Si vous considérez que la réaction à la crise grecque est exagérée, alors vous êtes dans le camp des optimistes. Si vous pensez que le pire est peut-être passé, alors vous êtes prudent. Si vous croyez plutôt que le pays du bouzouki est le premier d'une série de dominos à tomber qui replongera l'économie mondiale en récession, vous êtes un pessimiste.

Douglas Porter se présente comme un optimiste prudent. «La crise actuelle est beaucoup plus grave que l'épisode de Dubai World, en novembre», disait-il hier en marge d'une présentation devant des clients corporatifs de BMO marchés des capitaux dont il est l'économiste en chef désigné.

 

La société holding de l'émirat s'était dite incapable d'honorer le service d'une dette de 22 milliards, ce qui avait fait paniquer les marchés durant plusieurs jours.

La situation actuelle s'apparente plutôt par son ampleur à celle qui a secoué la Corée du Sud, Hong-Kong, la Malaisie et la Thaïlande en 1997. Cette fois-ci, cependant, ce n'est pas la spéculation immobilière mais l'endettement rapide et inquiétant de plusieurs États membres de la zone euro qui a servi de déclencheur.

«Ultimement, prédit-il, il pourrait y avoir restructuration de la dette grecque», ce qui impliquerait de lourdes pertes pour ses détenteurs, les banques européennes au premier plan. Et de plus lourds sacrifices encore pour les populations, car le pays aura encore plus de mal à trouver preneur pour sa dette, dans l'hypothèse où il y parvient. La décision sera d'ordre politique et n'est pas imminente, si les pays membres de la zone euro adoptent tous le plan de sauvetage échelonné sur trois ans.

Craintes de contagion

En attendant, les détenteurs de capitaux craignent la contagion et la réticence de pays comme l'Allemagne à plonger plusieurs fois dans leurs poches.

Après la Grèce, les investisseurs parient que le prochain domino sera le Portugal, dont les obligations à long terme (10 ans) se négociaient hier avec un écart de 294 centièmes sur les titres allemands de même échéance.

Selon M. Porter, les finances publiques lusitaniennes sont aujourd'hui dans le même état de délabrement que les canadiennes au début des années 90. Le Portugal n'est cependant pas maître de sa politique monétaire ni de sa monnaie.

Le risque de contagion est réel, croit M. Porter, mais il penche plutôt vers une résorption douloureuse qui mettra du temps et qui ralentira la reprise en Europe.
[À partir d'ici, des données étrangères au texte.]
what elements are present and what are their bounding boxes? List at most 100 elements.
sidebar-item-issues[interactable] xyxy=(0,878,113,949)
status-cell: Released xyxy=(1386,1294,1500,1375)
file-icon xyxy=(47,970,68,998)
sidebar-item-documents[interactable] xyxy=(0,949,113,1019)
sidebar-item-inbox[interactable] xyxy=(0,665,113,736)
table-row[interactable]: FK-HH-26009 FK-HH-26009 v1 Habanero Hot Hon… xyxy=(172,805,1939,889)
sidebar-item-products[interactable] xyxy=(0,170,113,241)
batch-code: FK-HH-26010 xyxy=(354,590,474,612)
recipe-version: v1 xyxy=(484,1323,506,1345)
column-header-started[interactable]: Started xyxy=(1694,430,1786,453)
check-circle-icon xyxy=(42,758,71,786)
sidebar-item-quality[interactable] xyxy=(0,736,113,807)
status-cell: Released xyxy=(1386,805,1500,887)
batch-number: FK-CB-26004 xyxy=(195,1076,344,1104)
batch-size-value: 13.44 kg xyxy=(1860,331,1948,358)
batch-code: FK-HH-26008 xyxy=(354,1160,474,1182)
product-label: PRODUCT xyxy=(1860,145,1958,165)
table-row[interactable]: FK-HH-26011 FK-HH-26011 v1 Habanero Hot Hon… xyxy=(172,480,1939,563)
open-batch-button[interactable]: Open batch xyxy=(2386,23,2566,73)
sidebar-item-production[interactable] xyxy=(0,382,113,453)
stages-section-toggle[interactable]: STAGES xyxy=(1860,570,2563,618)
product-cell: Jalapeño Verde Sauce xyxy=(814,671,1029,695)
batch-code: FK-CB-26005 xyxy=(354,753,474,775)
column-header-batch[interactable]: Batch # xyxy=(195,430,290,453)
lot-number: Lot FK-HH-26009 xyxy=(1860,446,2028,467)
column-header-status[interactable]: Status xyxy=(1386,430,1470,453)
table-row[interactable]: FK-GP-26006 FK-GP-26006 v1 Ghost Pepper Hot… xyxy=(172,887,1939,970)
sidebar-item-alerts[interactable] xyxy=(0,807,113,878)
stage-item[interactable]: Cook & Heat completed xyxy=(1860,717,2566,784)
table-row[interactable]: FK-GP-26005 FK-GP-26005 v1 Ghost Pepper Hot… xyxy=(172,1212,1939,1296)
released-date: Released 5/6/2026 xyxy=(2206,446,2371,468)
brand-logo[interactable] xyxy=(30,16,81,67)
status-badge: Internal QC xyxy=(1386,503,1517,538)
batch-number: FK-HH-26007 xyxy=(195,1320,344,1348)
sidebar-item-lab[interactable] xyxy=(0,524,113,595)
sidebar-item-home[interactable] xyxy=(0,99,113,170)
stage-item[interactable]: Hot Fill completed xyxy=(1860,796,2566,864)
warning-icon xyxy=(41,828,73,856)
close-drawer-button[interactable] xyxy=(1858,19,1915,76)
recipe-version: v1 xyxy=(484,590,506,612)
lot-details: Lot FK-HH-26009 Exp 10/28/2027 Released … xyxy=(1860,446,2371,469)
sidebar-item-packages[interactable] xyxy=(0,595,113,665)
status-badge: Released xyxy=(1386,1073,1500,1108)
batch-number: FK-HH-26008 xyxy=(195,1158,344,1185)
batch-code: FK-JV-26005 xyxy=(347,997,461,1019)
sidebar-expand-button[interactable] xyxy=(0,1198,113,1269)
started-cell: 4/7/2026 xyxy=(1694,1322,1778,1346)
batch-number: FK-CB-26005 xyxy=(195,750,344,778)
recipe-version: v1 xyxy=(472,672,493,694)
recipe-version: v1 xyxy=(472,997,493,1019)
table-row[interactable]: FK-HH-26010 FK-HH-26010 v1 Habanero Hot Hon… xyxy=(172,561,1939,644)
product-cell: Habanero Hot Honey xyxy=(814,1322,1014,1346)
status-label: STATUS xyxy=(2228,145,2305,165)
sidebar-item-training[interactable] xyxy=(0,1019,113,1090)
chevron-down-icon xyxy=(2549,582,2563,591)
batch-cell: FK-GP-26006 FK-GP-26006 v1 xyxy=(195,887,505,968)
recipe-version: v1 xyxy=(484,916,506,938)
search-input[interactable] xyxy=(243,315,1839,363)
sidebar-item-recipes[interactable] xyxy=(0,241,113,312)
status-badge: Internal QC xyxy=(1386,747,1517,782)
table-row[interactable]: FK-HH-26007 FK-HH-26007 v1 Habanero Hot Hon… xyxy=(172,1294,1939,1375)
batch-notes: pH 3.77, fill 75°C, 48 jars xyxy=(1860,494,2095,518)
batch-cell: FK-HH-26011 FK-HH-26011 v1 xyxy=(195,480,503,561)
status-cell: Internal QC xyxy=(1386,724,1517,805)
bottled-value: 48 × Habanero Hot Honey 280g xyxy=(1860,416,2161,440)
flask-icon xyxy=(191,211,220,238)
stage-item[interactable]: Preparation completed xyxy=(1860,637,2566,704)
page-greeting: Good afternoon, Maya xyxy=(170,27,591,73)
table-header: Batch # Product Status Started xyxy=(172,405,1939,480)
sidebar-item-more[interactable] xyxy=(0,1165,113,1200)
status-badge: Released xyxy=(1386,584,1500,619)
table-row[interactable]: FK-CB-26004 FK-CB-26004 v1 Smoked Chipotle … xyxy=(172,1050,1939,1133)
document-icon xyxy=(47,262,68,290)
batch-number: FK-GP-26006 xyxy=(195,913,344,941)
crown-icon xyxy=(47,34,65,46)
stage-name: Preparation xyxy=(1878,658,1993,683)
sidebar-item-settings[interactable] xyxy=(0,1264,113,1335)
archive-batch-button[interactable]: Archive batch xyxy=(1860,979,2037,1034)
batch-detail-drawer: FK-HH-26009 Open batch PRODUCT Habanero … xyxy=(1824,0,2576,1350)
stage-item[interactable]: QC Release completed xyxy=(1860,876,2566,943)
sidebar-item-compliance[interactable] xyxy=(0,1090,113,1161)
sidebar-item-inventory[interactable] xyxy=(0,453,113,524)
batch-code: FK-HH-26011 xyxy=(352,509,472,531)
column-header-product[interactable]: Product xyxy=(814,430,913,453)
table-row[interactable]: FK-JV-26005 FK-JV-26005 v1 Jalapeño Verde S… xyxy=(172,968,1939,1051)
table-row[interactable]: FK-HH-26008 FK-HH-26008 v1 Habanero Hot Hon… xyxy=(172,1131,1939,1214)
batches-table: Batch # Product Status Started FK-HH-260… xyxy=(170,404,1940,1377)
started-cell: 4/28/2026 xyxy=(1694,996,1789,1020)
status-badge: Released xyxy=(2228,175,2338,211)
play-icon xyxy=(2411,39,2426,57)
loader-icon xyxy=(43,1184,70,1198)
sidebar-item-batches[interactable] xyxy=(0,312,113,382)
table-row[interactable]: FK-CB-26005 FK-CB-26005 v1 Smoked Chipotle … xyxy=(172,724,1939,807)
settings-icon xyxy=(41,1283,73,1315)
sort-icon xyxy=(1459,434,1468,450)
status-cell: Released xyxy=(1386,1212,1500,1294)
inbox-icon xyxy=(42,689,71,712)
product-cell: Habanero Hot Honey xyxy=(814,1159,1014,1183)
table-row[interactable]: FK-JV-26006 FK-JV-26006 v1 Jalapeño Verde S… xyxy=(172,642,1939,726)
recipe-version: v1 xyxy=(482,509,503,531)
Il se pourrait bien que l'euro-groupe soit amputé de quelques membres, au bout du compte. Chose certaine, la traversée sera trouble (messy).

Douglas Porter se montre beaucoup plus optimiste vis-à-vis de l'Espagne, malgré l'ampleur du chômage qui y sévit. Son niveau d'endettement et son déficit sont de moindre ampleur que ceux du Royaume-Uni ou des États-Unis.

La reprise au pays de Barack Obama est bien enclenchée, ce qui permet d'espérer un déficit de moindre ampleur. Il reste cependant monstrueux. «Même en dépensant 1000$ à la seconde, il faudrait mettre 45 ans pour atteindre 1400 milliards!» fait-il remarquer.

Dans cet environnement, le déficit canadien paraît beaucoup plus facilement gérable, même en y ajoutant ceux des provinces.

Voilà qui explique pourquoi le Canada devient attrayant. Même la banque centrale de Russie a acheté des dollars canadiens pour diversifier ses réserves.

La situation tendue en Europe et la faiblesse relative du consommateur américain estompent les perspectives des exportateurs canadiens. Ils doivent en outre composer avec une monnaie qui devrait revenir au dessus de la parité avec le billet vert quand l'Europe fera moins peur aux investisseurs.

La Chine représente toujours une belle perspective. M. Porter croit que Pékin prend des mesures pour contenir la surchauffe. Les autorités ne veulent pas freiner l'économie, mais la voir décélérer. «Même à 9% de croissance au lieu de 10% ou 11%, ça reste intéressant pour le Canada», dit M. Porter.